Prior to heading to her Cape house to write, Ms. Pollack-Fusi found the novel taking a back seat to her regular work in PR. “I loved my work. I would find that I was doing my work and not working on my novel. I would try and take myself on little retreats, the local library, even to the dining room table instead of my office if I couldn’t get out of my house.”
In addition to her work in PR, Ms. Pollack-Fusi has written a number of essays that have been in publications including The Boston Globe and “Chicken Soup for the Soul.” Ms. Pollack-Fusi is also the creator of The Place for Words, where she offers myriad services related to business and creative writing. Through her coaching she has helped a number of other people finish their own novels and received a grant to publish a book of stories by herself and her students called “Twenty-One Stories.”
Over the course of working on the book Ms. Pollack-Fusi took classes and workshops at the Cambridge Center for Adult Education, the Boston Center for Adults Education and Grub Street along with various conferences. After taking classes and workshopping the novel she said she found that “the novel I finally released was probably 60 percent different that the original novel.”
A graduate of Syracuse University with a degree in magazine journalism, Ms. Pollack-Fusi said she’s always had a interest in reading and writing. “I tried to write the kind of book I love reading.
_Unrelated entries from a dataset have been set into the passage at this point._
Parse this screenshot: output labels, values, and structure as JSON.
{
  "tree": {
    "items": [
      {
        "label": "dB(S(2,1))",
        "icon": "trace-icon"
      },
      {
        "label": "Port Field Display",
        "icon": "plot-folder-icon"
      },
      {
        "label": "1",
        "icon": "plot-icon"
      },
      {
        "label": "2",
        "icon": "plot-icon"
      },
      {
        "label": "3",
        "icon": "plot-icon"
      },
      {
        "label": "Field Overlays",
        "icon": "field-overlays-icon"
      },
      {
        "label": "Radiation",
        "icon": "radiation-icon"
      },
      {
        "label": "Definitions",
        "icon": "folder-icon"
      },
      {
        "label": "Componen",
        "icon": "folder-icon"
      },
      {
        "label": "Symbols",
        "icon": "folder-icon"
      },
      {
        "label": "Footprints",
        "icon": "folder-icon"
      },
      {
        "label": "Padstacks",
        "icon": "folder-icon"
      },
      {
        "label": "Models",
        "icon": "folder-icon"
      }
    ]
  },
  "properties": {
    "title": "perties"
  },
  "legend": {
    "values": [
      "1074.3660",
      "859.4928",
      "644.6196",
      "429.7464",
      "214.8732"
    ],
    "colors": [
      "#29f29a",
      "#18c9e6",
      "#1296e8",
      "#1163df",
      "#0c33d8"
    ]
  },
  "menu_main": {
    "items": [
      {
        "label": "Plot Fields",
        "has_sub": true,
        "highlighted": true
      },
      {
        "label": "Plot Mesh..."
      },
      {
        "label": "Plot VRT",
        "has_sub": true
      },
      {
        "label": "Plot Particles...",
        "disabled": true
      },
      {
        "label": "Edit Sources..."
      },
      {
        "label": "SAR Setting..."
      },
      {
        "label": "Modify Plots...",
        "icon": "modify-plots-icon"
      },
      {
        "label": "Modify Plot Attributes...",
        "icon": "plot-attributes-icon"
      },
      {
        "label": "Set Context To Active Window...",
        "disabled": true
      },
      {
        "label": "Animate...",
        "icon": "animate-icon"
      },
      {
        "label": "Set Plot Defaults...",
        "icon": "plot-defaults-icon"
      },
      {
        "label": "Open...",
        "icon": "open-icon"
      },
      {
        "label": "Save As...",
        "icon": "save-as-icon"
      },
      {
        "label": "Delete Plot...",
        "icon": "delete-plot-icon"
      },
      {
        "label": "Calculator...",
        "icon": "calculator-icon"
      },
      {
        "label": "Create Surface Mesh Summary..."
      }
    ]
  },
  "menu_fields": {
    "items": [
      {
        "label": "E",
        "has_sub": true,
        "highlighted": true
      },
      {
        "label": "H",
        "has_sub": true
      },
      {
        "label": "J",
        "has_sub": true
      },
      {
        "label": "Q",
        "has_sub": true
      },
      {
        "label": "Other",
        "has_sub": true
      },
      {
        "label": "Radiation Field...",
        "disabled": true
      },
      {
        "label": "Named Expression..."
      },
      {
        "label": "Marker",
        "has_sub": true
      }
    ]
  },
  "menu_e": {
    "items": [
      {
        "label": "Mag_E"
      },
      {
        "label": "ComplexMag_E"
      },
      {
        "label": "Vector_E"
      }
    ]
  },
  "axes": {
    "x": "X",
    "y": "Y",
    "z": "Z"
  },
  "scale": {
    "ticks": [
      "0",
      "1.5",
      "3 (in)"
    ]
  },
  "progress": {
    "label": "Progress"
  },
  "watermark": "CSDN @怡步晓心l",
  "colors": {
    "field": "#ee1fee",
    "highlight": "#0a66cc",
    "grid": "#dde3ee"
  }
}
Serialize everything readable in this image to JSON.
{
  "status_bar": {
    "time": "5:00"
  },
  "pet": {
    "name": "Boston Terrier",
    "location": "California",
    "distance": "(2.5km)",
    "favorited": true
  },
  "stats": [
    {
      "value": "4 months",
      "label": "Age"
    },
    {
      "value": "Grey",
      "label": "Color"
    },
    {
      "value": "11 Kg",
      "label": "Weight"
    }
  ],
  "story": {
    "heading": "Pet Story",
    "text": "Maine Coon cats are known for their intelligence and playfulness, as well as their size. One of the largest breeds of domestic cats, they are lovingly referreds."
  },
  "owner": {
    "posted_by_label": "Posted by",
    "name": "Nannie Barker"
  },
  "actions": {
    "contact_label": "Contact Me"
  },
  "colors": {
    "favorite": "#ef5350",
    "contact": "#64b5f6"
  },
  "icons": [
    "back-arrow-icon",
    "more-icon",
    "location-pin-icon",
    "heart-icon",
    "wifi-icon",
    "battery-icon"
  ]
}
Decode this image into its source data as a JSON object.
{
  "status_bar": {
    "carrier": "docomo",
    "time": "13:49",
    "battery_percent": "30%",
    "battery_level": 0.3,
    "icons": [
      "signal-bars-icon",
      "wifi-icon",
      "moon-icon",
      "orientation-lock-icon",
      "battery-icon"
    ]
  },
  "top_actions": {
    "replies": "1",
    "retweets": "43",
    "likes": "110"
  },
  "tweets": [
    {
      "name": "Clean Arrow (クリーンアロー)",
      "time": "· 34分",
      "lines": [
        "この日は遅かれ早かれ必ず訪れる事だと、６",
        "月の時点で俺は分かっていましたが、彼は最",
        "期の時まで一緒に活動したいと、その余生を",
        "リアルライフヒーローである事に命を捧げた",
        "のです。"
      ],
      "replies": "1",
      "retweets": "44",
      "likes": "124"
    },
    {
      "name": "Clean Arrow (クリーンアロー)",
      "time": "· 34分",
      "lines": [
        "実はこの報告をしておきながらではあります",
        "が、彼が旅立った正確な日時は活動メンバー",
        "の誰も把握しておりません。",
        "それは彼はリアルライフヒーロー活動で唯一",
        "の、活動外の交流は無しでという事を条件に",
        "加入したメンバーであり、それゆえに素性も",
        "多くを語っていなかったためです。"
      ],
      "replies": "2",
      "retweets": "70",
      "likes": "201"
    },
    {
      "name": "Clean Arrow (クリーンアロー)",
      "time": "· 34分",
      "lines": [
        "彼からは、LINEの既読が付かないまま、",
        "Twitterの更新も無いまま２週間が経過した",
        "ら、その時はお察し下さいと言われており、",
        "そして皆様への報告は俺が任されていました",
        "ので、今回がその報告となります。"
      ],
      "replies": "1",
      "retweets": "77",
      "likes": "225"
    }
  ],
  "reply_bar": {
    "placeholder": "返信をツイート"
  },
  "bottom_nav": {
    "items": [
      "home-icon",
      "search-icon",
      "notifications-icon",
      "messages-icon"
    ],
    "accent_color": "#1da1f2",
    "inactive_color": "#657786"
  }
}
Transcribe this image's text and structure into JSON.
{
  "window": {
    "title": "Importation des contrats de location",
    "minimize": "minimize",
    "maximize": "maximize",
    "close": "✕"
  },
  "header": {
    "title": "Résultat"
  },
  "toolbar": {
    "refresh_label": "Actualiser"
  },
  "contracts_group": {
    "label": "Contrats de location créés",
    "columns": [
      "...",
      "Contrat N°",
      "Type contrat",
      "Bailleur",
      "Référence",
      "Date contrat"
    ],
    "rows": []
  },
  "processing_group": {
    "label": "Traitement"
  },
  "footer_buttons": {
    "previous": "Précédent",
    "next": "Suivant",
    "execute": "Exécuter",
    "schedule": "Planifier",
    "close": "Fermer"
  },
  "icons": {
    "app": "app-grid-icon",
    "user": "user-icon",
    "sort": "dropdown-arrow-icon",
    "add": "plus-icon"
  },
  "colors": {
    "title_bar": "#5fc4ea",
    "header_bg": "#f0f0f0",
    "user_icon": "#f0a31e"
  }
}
Ones that are character driven, have a heart, and have a dog in them.” Ms. Pollack-Fusi counted Elizabeth Berg, Jeannette Walls, and Thrity Umrigar as some of her most influential authors.
“The books I love usually involve people in struggles, people with dysfunctional family dynamics and stories with a resolution that gives hope.”
Her ideal reader for the novel might be someone like the protagonist who is going through a life change or in need of a confidence boost, “but honestly it works for anybody at any age,” she said. “I would love it if the book gives people the hope that if they work on themselves and accept other people’s faults, then life can move forward in a new a positive way.”
Ms. Pollack-Fusi said that for her, one of the hardest parts of the project was knowing when the book was done. “You have to hit a point where you say, ‘I’ve put the time and effort into making it the best I can. Nothing in life is perfect. I’m ready to share my art.”
Now that the novel is complete, Ms. Pollack-Fusi said she has no plans to write another, although she said she does have two memoir drafts that she might turn into a novel if someone told her, “we need more characters like this.”
For would-be writers Mrs. Pollack-Fusi offers this advice. “Figure out what works for you. Figure out what it takes to carve out the time to get it done. Find a place where the Muse expects you. If you don’t, the Muse will go to someone else.”
She also offered this practical advice: “It’s important not to judge yourself on the first draft. Just write, write, write. Move forward. Write in whatever order you want. Workshop it. Get feedback.”
“The Narcissist’s Daughter” is available locally at Eight Cousins Bookstore in Falmouth.